Gal Gvili examines how Chinese writers’ image of India shaped the making of a new literature and spurred efforts to achieve literary decolonization. She argues that multifaceted visions of Sino-Indian connections empowered Chinese literary figures to resist Western imperialism and its legacies through novel forms and genres. However, Gvili demonstrates, the Global North and its authority mediated Chinese visions of Sino-Indian pasts and futures. Often reading Indian literature and thought through English translations, Chinese writers struggled to break free from deeply ingrained imperialist knowledge structures.

Imagining India in Modern China traces one of the earliest South-South literary imaginaries: the hopes it inspired, the literary rejuvenation it launched, and the shadow of the North that inescapably haunted it. By unearthing Chinese writers’ endeavors to decolonize literature and thought as well as the indelible marks that imperialism left on their minds, it offers new perspective on the possibilities and limitations of anticolonial movements and South-South solidarity.

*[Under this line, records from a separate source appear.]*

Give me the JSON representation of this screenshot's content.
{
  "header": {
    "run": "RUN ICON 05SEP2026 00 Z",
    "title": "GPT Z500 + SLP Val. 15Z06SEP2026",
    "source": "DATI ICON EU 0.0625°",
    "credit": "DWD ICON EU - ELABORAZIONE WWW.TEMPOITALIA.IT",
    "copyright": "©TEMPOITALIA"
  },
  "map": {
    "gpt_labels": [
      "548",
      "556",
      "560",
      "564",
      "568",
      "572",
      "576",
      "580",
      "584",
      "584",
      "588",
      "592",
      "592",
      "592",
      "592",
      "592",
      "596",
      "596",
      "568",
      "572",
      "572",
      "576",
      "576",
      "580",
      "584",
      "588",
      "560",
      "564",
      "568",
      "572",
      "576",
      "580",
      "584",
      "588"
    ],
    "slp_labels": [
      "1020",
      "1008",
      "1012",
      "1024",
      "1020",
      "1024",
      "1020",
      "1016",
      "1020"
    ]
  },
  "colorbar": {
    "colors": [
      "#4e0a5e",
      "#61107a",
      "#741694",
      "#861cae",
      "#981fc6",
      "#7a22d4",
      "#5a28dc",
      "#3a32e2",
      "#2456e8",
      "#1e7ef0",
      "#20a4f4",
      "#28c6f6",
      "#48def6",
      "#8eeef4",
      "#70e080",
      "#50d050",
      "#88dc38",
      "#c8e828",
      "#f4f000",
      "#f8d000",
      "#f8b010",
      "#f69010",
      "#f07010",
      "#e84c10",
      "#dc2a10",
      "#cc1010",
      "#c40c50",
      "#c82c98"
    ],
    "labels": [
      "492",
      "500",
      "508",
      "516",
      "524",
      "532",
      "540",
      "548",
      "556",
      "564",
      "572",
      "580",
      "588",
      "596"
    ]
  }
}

Gal Gvili studies and teaches modern and contemporary Chinese literature. Her articles have appeared or are forthcoming in The Journal of Asian Studies, Religions, Comparative Literature Studies, China and Asia: A Journal in Historical Studies and the edited volume Beyond Pan-Asianism: Connecting China and India 1840s-1860s. Her book Imagining India in Modern China: Literary Decolonization and the Imperial Unconscious, 1895-1962 (Columbia University Press, 2022) examines how the image of India, in particular, Chinese writers’ multifaceted visions of Sino-Indian connections, shaped the making of a new literature in the twentieth century.

Introduction by Adhira Mangalagiri, Lecturer in Comparative Literature, Queen Mary University of London.